Bajwa is learnt to have conveyed the Imran Khan government’s apology over foreign minister Shah Mahmood Qureshi’s statement that criticised Saudi Arabia over the reluctance of the Organisation of Islamic Countries to convene a meeting of OIC foreign ministers to discuss Kashmir.
But the regret conveyed to Deputy Defence Minister Sheikh Khalid Bin Salman during their meeting on Tuesday, didn’t get Islamabad any further in Riyadh. General Bajwa’s interactions in the kingdom were limited to Saudi’s defence establishment, just as Pakistan military had claimed after news of General Bajwa’s trip was leaked back home.
This version was, however, contradicted by Pakistan minister Sheikh Rasheed on Saturday who told a news channel that the army chief was visiting Saudi Arabia to iron out outstanding minor differences
General Bajwa is accompanied on this visit by the Inter-Services Intelligence (ISI) chief Lt General Faiz Hameed.
The two top military commanders have left for Jeddah to perform umrah and are expected to head to Dubai before taking the flight home.
On his second leg of the visit, Gen Bajwa is expected to attempt to smooth relations with UAE after its guarded response to the UAE-Israel pact that made the Emirates only the third Arab country to have normal diplomatic relations with Israel. Egypt and Jordan are the other two. Pakistan’s ambivalent response hadn’t gone too well with the Emirates that just yesterday had hosted Yossi Cohen, the chief of Israel’s foreign intelligence service Mossad to discuss “cooperation in the fields of security”.
But it is relations with Saudi Arabia that the Imran Khan government is really worried about, a senior diplomat in New Delhi said. There has been a buzz in Islamabad that PM Khan was not averse to dropping Qureshi, who crossed the red line with Saudi Arabia when he threatened to call a conference of Islamic countries outside the OIC if it did not call a conference of foreign ministers to discuss the situation in Kashmir.
Pakistan has long pressed the Saudi-led OIC to convene a high-level meeting to highlight alleged Indian violations in the part it controls but hasn’t got its way so far.
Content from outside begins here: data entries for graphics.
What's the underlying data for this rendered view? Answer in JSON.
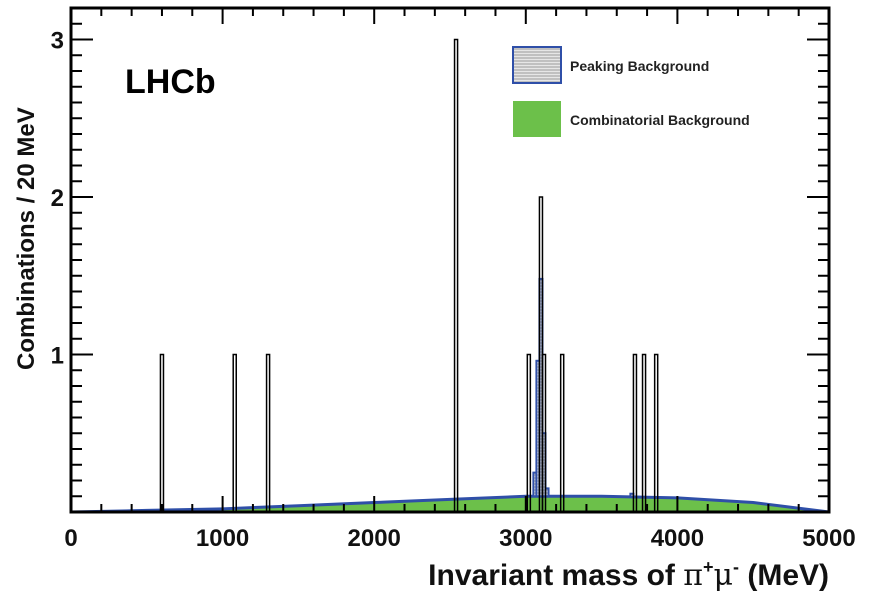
{
  "chart_data": {
    "type": "histogram",
    "brand_label": "LHCb",
    "xlabel": {
      "main": "Invariant mass of ",
      "pi": "π",
      "plus": "+",
      "mu": "μ",
      "minus": "-",
      "unit": " (MeV)"
    },
    "ylabel": "Combinations / 20 MeV",
    "xlim": [
      0,
      5000
    ],
    "ylim": [
      0,
      3.2
    ],
    "bin_width": 20,
    "x_ticks": [
      0,
      1000,
      2000,
      3000,
      4000,
      5000
    ],
    "y_ticks": [
      1,
      2,
      3
    ],
    "colors": {
      "frame": "#000000",
      "data": "#000000",
      "peaking": "#2f4fa8",
      "peaking_fill": "#c8c8c8",
      "combinatorial": "#6cc04a"
    },
    "legend": [
      {
        "label": "Peaking Background",
        "style": "hatched"
      },
      {
        "label": "Combinatorial Background",
        "style": "filled"
      }
    ],
    "data_bins": [
      {
        "x": 600,
        "count": 1
      },
      {
        "x": 1080,
        "count": 1
      },
      {
        "x": 1300,
        "count": 1
      },
      {
        "x": 2540,
        "count": 3
      },
      {
        "x": 3020,
        "count": 1
      },
      {
        "x": 3100,
        "count": 2
      },
      {
        "x": 3120,
        "count": 1
      },
      {
        "x": 3240,
        "count": 1
      },
      {
        "x": 3720,
        "count": 1
      },
      {
        "x": 3780,
        "count": 1
      },
      {
        "x": 3860,
        "count": 1
      }
    ],
    "combinatorial_curve": [
      {
        "x": 0,
        "y": 0.0
      },
      {
        "x": 500,
        "y": 0.01
      },
      {
        "x": 1000,
        "y": 0.02
      },
      {
        "x": 1500,
        "y": 0.04
      },
      {
        "x": 2000,
        "y": 0.06
      },
      {
        "x": 2500,
        "y": 0.08
      },
      {
        "x": 3000,
        "y": 0.1
      },
      {
        "x": 3500,
        "y": 0.1
      },
      {
        "x": 4000,
        "y": 0.09
      },
      {
        "x": 4500,
        "y": 0.06
      },
      {
        "x": 5000,
        "y": 0.0
      }
    ],
    "peaking_bins": [
      {
        "x": 3060,
        "value": 0.15
      },
      {
        "x": 3080,
        "value": 0.86
      },
      {
        "x": 3100,
        "value": 1.38
      },
      {
        "x": 3120,
        "value": 0.4
      },
      {
        "x": 3140,
        "value": 0.05
      },
      {
        "x": 3700,
        "value": 0.02
      }
    ]
  }
}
“If you (OIC) cannot convene it, then I’ll be compelled to ask Prime Minister Imran Khan to call a meeting of the Islamic countries that are ready to stand with us on the issue of Kashmir and support the oppressed Kashmiris,” Pakistan’s Foreign Minister Shah Mahmood Qureshi told local media last week.
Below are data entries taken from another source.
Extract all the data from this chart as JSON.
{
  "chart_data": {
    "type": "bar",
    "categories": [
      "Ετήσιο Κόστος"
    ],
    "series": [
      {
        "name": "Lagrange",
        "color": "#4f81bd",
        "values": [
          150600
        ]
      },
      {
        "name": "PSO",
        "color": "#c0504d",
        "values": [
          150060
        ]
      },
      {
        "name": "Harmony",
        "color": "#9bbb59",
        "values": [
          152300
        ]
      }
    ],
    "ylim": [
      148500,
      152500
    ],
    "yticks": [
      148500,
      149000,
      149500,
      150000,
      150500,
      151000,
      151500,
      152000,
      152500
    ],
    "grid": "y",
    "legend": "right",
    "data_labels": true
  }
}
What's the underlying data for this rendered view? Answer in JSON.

An Indian diplomat said after India cemented its ties with Saudi Arabia and other Gulf countries over the last six years, Pakistan had distanced itself from its projected Arab legacy and moved towards Erdogan’s Ottoman revival. Turkey’s position on Kashmir mirrors Pakistan’s stand.
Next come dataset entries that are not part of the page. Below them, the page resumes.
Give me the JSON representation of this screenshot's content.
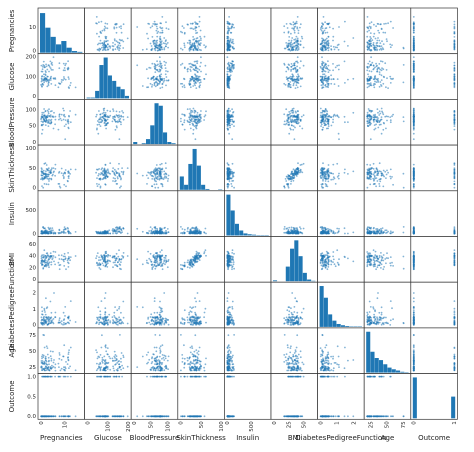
{
  "chart_data": {
    "type": "scatter",
    "title": "",
    "variables": [
      "Pregnancies",
      "Glucose",
      "BloodPressure",
      "SkinThickness",
      "Insulin",
      "BMI",
      "DiabetesPedigreeFunction",
      "Age",
      "Outcome"
    ],
    "row_labels": [
      "Pregnancies",
      "Glucose",
      "BloodPressure",
      "SkinThickness",
      "Insulin",
      "BMI",
      "DiabetesPedigreeFunction",
      "Age",
      "Outcome"
    ],
    "diagonal": "hist",
    "colors": {
      "marks": "#1f77b4",
      "axes": "#333333",
      "text": "#222222"
    },
    "ranges": {
      "Pregnancies": [
        0,
        17
      ],
      "Glucose": [
        0,
        200
      ],
      "BloodPressure": [
        0,
        122
      ],
      "SkinThickness": [
        0,
        100
      ],
      "Insulin": [
        0,
        850
      ],
      "BMI": [
        0,
        68
      ],
      "DiabetesPedigreeFunction": [
        0.05,
        2.45
      ],
      "Age": [
        20,
        82
      ],
      "Outcome": [
        0,
        1
      ]
    },
    "x_ticks": {
      "Pregnancies": [
        "0",
        "10"
      ],
      "Glucose": [
        "0",
        "100",
        "200"
      ],
      "BloodPressure": [
        "0",
        "50",
        "100"
      ],
      "SkinThickness": [
        "0",
        "50",
        "100"
      ],
      "Insulin": [
        "0",
        "500"
      ],
      "BMI": [
        "0",
        "25",
        "50"
      ],
      "DiabetesPedigreeFunction": [
        "0",
        "1",
        "2"
      ],
      "Age": [
        "25",
        "50",
        "75"
      ],
      "Outcome": [
        "0",
        "1"
      ]
    },
    "y_ticks": {
      "Pregnancies": [
        "0",
        "10"
      ],
      "Glucose": [
        "0",
        "100",
        "200"
      ],
      "BloodPressure": [
        "0",
        "50",
        "100"
      ],
      "SkinThickness": [
        "0",
        "50",
        "100"
      ],
      "Insulin": [
        "0",
        "500"
      ],
      "BMI": [
        "0",
        "20",
        "40",
        "60"
      ],
      "DiabetesPedigreeFunction": [
        "0",
        "1",
        "2"
      ],
      "Age": [
        "25",
        "50",
        "75"
      ],
      "Outcome": [
        "0.0",
        "0.5",
        "1.0"
      ]
    },
    "histograms": {
      "Pregnancies": [
        0.95,
        0.6,
        0.38,
        0.2,
        0.28,
        0.12,
        0.04,
        0.02
      ],
      "Glucose": [
        0.02,
        0.02,
        0.18,
        0.8,
        0.98,
        0.55,
        0.42,
        0.28,
        0.22,
        0.06
      ],
      "BloodPressure": [
        0.05,
        0.0,
        0.02,
        0.12,
        0.45,
        0.98,
        0.92,
        0.28,
        0.05,
        0.02
      ],
      "SkinThickness": [
        0.32,
        0.12,
        0.62,
        0.98,
        0.58,
        0.12,
        0.02,
        0.0,
        0.0,
        0.01
      ],
      "Insulin": [
        0.98,
        0.6,
        0.28,
        0.12,
        0.05,
        0.03,
        0.02,
        0.01,
        0.01,
        0.01
      ],
      "BMI": [
        0.02,
        0.0,
        0.0,
        0.35,
        0.78,
        0.98,
        0.6,
        0.2,
        0.04,
        0.01
      ],
      "DiabetesPedigreeFunction": [
        0.98,
        0.7,
        0.3,
        0.15,
        0.07,
        0.04,
        0.02,
        0.01,
        0.01,
        0.01
      ],
      "Age": [
        0.98,
        0.5,
        0.35,
        0.3,
        0.2,
        0.12,
        0.08,
        0.05,
        0.02,
        0.01
      ],
      "Outcome": [
        0.98,
        0,
        0,
        0,
        0,
        0,
        0,
        0,
        0,
        0.52
      ]
    },
    "grid": false,
    "legend": "none"
  }
}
At his meeting in Riyadh, Gen Bajwa is also learnt to have floated a proposal for a meeting of the Organisation of Islamic Countries (OIC) contact group on Kashmir on the sidelines of the UN General Assembly meeting to be held under Turkey. The OIC contact group on Kashmir, formed in 1994, is a smaller group of OIC foreign ministers.
It has already met on June 22 this year to discuss Kashmir when foreign ministers of Azerbaijan, Niger, Pakistan, Saudi Arabia, and Turkey attended the meeting. A diplomat in Delhi said the proposal appeared to be a face-saver for Imran Khan vis-a-vis his Pakistan’s domestic audience.
Imran Khan hasn’t commented on Qureshi’s statement so far but over the last one week, there has been an effort to distance PM Khan from Qureshi. Minister for Human Rights Dr Shireen Mazari was the face of this effort when she publicly criticised the country’s foreign affairs ministry by saying that it had let down both the Kashmiris and PM Khan. The criticism was a sharp contrast to PM Khan telling the National Assembly just weeks earlier that Pakistan’s foreign policy, mostly directed at Kashmir, was the biggest achievement of his government.